A permanent order has been made by The Securities and Exchange Commission (SEC) stopping CROWD1 Asia Pacific, Inc. from asking and receiving investments from the public under its scheme which is disguised as a digital marketing business. The commission issued a resolution on July 2, denying the motion to lift Cease and Desist Order Ad Cautelam filed by CROWD1 for lacking in merit. Therefore, declaring the cease and desist order permanent.
The resolution reads that a careful review of the motion to lift will show that except for its general denials, CROWD1 has failed in presenting any evidence in support of its claim that it is not engaging in the sale or offer for sale of securities in the form of investment contracts. The commission also found that they are operating “a fraudulent investment scheme consisting of the sale or offer of inexistent securities in the form of investment contracts to the public.” Describing its service as an educational package for a minimum of P6,000 and as much as P240,000, CROWD1 is offering it to public and soliciting and accepting investments from the public.
To persuade the public to invest, CROWD1 is promising five different bonuses to its investors:
1. Streamline bonus.
2. Binary Pairing bonus.
3. Fear of loss bonus.
4. Matching bonus.
5. Residual bonus.
These bonuses are provided from games and gambling apps. CROWD1 has furthermore trumpeted a pairing incentive payable in euros to encourage member-investors to recruit new members.
Now to symbolize itself as a digital marketing business, CROWD1 claims to generate its income from online games and facilities generation by its residual income members from its affiliated gaming companies such as AFFIGLO and MIGGSTER.
The SEC ruled that CROWD1’s scheme involved the sale and/or offer of securities in the form of investment contracts and, thus, required a secondary license under Republic Act No. 8799, or The Securities Regulation Code (SRC).
The Commission also ruled that the act of CROWD1 of publishing and making presentations on its investment/ business scheme through its website, Facebook, YouTube, and on-ground events, and inviting investors constituted a public offering as defined under Rule 3.1.17 of the 2015 IRR of the SRC.
Section 8 of the SRC provides that securities shall not be sold or offered for sale or distribution within the Philippines, without a registration statement duly filed with and approved by the SEC.
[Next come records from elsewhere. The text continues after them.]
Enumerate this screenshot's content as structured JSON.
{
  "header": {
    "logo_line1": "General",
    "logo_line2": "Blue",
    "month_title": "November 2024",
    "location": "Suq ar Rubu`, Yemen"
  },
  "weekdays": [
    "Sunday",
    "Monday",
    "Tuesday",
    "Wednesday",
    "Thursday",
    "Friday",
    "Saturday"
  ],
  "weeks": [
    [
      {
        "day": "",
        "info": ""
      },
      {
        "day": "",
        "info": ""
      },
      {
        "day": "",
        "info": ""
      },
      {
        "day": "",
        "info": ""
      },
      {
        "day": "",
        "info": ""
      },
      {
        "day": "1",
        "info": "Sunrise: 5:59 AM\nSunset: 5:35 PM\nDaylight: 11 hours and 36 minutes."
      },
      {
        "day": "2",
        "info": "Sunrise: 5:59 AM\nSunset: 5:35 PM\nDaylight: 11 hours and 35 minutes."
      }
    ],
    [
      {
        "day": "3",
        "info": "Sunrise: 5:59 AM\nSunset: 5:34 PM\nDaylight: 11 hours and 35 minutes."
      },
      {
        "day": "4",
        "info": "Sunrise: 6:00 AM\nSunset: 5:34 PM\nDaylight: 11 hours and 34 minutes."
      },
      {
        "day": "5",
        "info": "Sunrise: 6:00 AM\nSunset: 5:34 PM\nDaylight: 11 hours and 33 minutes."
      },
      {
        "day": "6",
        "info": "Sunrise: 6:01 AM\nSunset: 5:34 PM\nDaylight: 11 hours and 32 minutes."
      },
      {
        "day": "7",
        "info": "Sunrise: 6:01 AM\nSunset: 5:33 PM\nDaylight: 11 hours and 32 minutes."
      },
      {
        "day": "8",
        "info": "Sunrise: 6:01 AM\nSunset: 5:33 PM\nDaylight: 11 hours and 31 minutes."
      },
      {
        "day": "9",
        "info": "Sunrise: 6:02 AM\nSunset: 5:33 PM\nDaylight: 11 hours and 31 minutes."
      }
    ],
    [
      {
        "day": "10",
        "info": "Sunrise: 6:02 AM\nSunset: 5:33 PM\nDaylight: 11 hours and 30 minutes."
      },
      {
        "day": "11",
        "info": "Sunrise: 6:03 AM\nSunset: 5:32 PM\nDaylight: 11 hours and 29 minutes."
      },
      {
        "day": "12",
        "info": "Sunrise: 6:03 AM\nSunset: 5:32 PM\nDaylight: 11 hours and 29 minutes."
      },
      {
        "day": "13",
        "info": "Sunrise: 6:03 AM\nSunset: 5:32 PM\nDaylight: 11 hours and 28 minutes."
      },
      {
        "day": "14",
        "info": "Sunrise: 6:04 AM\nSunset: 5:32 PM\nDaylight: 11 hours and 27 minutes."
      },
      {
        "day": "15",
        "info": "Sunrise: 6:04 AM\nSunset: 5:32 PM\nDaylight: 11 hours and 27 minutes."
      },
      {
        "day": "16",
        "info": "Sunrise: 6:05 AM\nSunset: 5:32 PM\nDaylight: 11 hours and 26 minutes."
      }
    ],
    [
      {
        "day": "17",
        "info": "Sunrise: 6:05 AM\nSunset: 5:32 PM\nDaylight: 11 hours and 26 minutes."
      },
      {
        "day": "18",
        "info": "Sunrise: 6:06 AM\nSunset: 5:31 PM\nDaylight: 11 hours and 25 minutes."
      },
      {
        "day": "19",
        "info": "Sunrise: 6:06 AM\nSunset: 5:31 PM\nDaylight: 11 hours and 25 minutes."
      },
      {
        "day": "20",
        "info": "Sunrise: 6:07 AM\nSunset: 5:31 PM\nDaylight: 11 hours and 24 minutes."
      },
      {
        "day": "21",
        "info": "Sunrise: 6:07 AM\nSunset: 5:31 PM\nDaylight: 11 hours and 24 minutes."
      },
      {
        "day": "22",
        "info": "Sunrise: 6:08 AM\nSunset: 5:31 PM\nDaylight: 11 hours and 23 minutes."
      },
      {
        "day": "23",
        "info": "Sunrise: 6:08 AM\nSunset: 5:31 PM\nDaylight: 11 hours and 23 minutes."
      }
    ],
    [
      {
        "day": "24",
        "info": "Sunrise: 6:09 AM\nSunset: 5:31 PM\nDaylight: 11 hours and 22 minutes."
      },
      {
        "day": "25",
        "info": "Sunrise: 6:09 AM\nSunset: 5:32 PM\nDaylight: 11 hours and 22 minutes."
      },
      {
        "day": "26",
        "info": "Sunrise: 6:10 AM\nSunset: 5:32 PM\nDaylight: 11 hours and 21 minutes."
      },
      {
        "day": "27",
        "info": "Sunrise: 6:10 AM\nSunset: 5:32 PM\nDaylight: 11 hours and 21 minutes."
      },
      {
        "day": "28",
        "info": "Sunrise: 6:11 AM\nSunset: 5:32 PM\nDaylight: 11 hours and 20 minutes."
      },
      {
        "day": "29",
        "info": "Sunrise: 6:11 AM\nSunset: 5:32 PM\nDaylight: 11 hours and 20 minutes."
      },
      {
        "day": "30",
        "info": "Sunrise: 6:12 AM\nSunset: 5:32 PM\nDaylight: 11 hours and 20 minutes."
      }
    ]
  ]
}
CROWD1 hasn’t obtained a secondary license to operate as a broker/dealer registered as an issuer of mutual funds, exchange-traded funds or proprietary/ nonproprietary shares, nor registered any securities pursuant to the SRC. CROWD1 only enrolled as a corporation for the major objective of engaging in business process outsourcing services.
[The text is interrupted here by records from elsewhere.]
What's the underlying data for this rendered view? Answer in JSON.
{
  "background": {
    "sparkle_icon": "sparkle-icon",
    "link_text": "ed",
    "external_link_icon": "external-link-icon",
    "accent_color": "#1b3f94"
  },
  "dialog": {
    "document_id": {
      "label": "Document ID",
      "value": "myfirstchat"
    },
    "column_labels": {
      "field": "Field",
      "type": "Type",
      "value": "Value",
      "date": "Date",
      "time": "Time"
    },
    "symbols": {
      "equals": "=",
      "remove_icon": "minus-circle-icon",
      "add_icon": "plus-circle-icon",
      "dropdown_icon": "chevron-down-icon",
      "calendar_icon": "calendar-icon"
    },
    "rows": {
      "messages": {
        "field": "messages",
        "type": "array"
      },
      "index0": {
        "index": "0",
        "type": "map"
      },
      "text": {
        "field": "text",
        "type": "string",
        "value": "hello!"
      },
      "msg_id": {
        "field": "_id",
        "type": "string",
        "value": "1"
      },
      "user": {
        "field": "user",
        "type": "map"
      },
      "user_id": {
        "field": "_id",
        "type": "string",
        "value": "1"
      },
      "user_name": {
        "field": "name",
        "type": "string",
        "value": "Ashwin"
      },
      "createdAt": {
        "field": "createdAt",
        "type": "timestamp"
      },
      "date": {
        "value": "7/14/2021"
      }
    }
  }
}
The SEC accentuated that the certificate of incorporation granted to CROWD1 explicitly forbade the corporation from pleading for, receiving, or taking investments or placements from the public as well as from issuing investment agreements.
Therefore, the Commission has directed CROWD1 to cease and desist, under the pain of contempt, from enthralling in activities of selling and/or offering for sale securities in the configuration of investment contracts or other similar schemes without prior registration and permit to sell.
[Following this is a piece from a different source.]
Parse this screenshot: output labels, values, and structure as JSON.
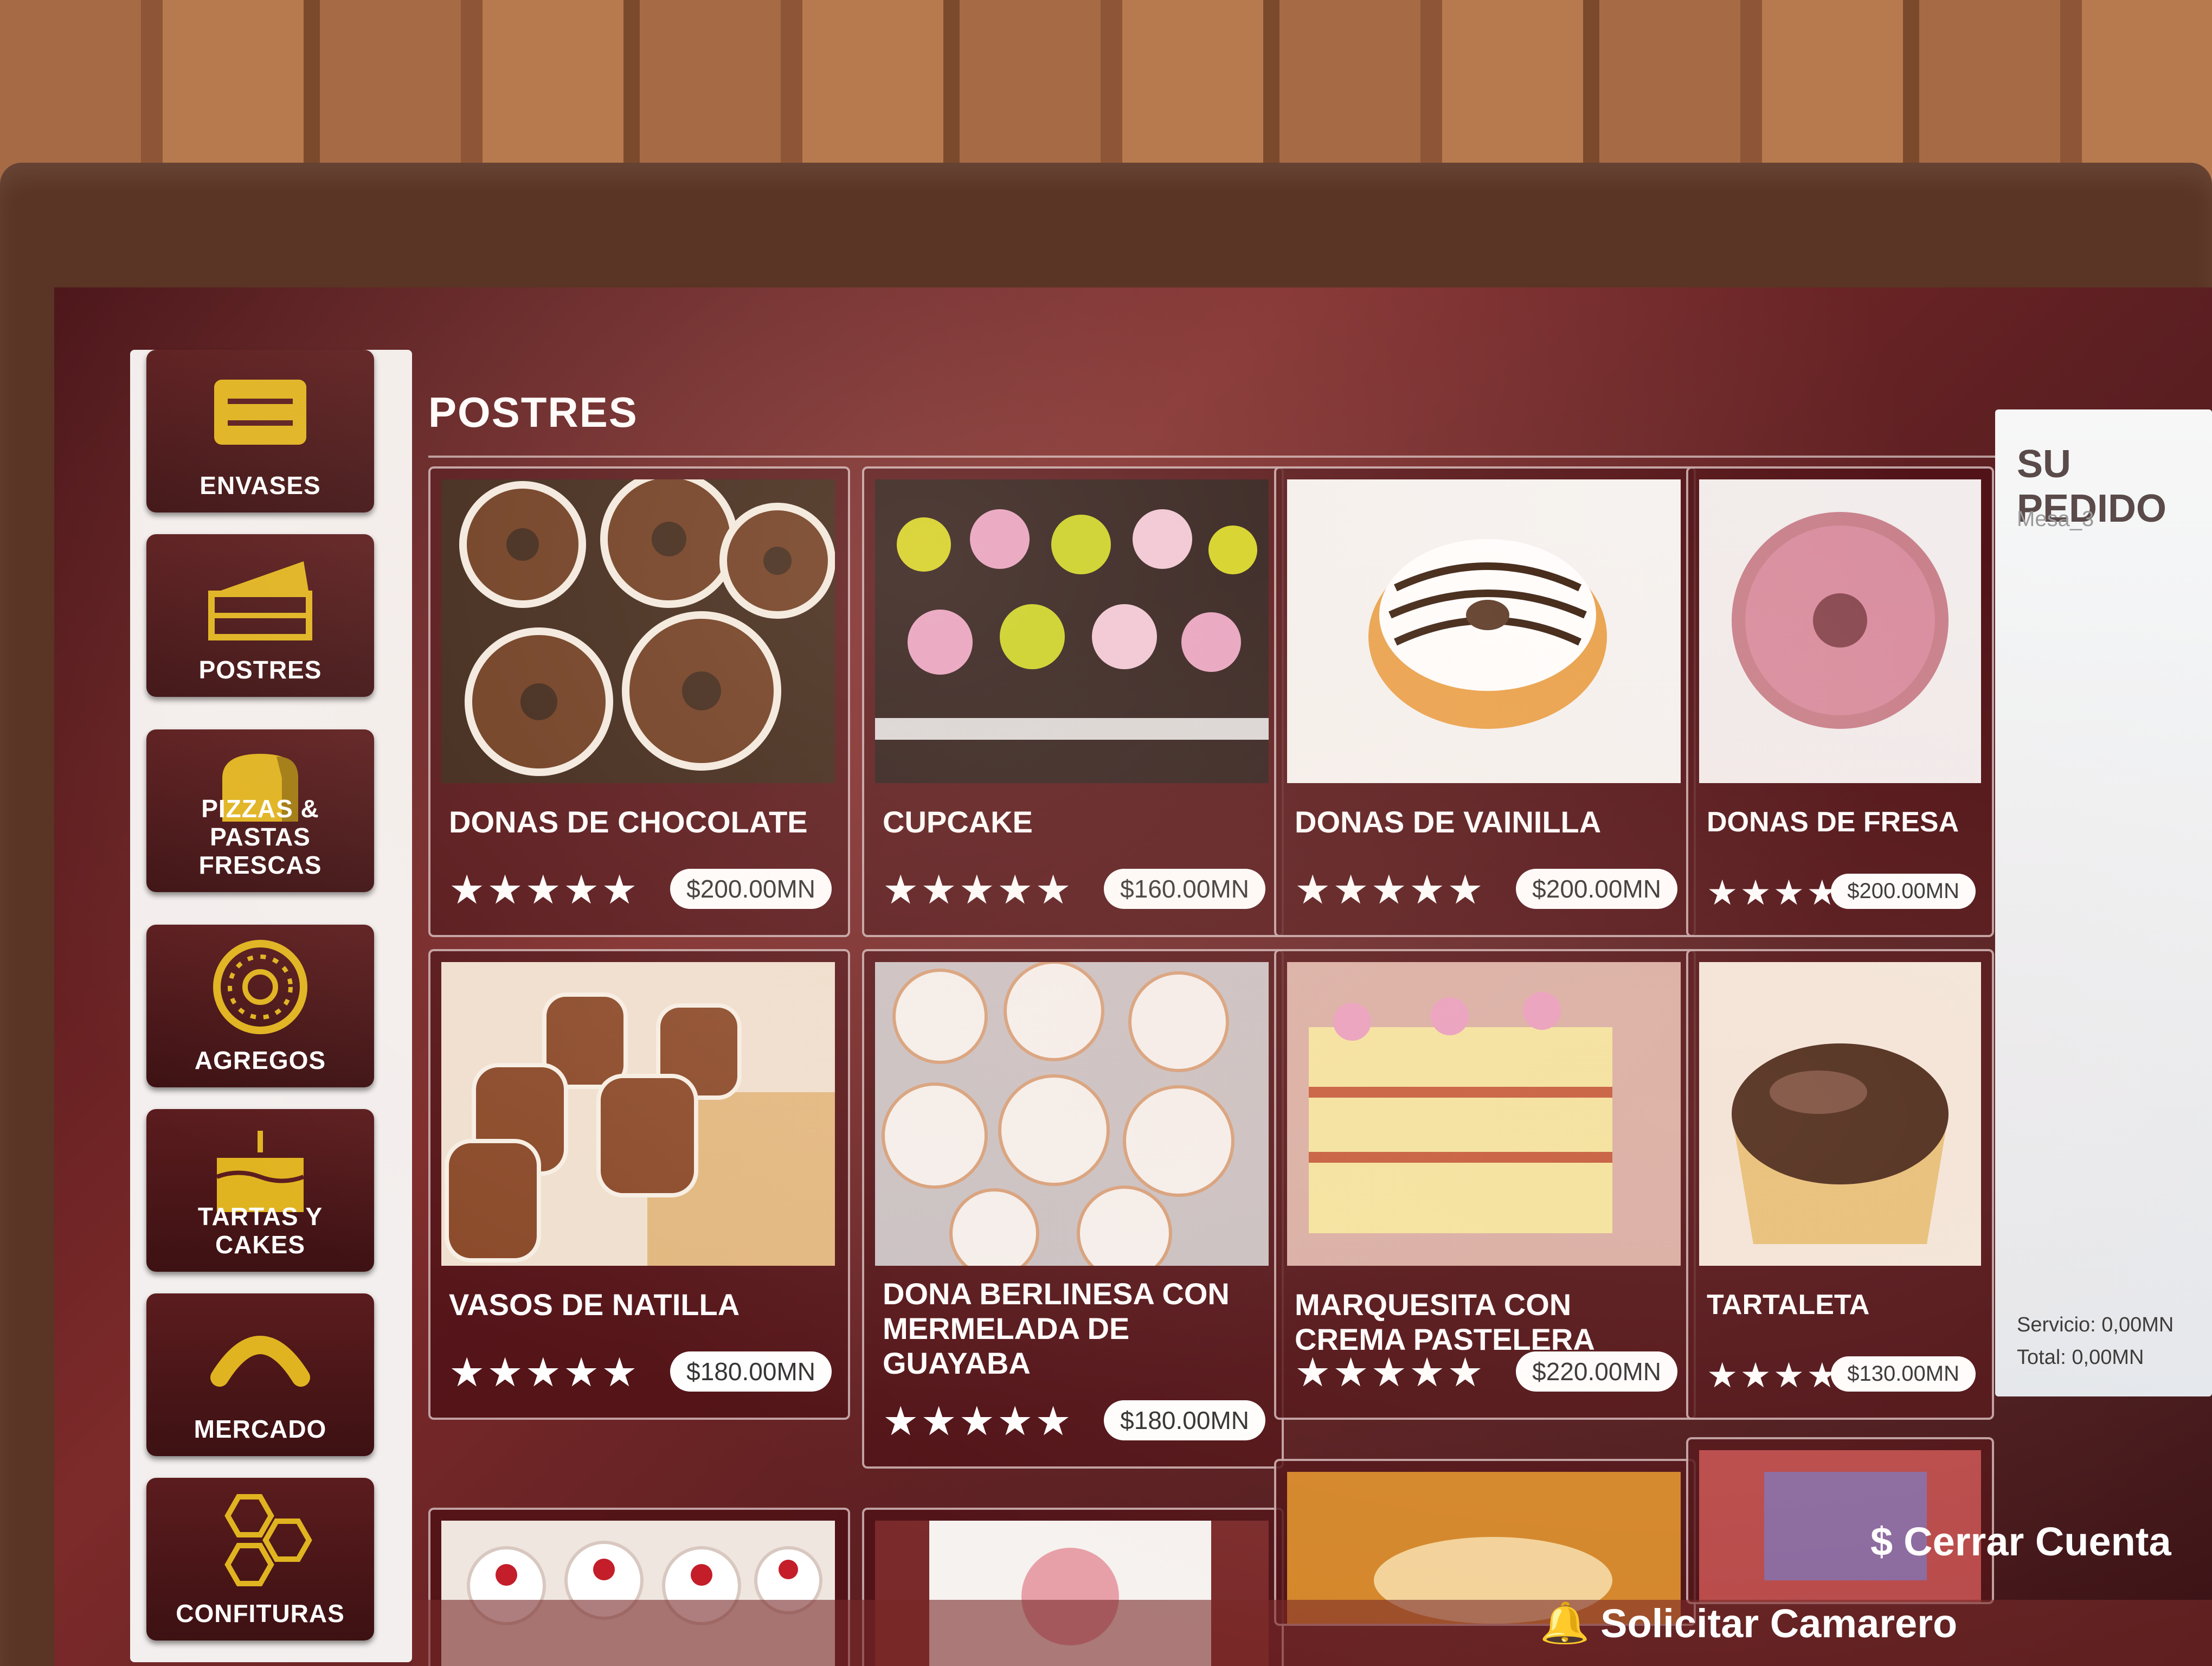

The SEC also called CROWD1 to cease from expanding its investment scheme in social media and other online platforms.
Likewise, the Commission restricted CROWD1 from transacting any business involved funds in its depository banks, and from transmitting, unloading, or disseminating in any manner all related assets for the benefit of the investors.
The cease and the order covers the following:
1. The corporation’s operators,
9. Conduit commodities and subsidiaries alleging and acting for and on its behalf.
In its Motion to Lift, CROWD1 in defense argues that its operations were limited to business processing, with affiliates marketing products and shares in the earnings of the organization. It also argued that the educational packages it was selling to the public were allowed since its objective is to educate the affiliates of the organization on possible wealth to be gained from marketing products and services.
The SEC, however, upheld the evidence presented by the Enforcement and Investor Protection Department (EIPD) stating CROWD1, its officers, agents, and representatives were soliciting investments by attracting people to avail of its educational packages and volunteer more investors to receive commissions.
The Commission noted: “As correctly pointed out by the EIPD, people avail of the so-called educational packages for the purpose of securing for themselves the guaranteed high yields promised by CROWD1. Thus, we agree with the EIPD that the marketing of CROWD1’s investment products is actually a public sale and/or offering of securities in the form of investment contracts. We also agree with the EIPD that CROWD1 acts as a conduit of funds. CROWD1’s allegation that it is not authorized to market nor receive payments from investors is belied by the receipts it issued to the investors which are under the name of a corporation that owns 40% of CROWD1.”
The SEC also found a violation of Section 44 of Republic Act No. 11232 or the revised corporation code of the Philippines by CROWD1’s investment taking-activities beyond the authority it was granted.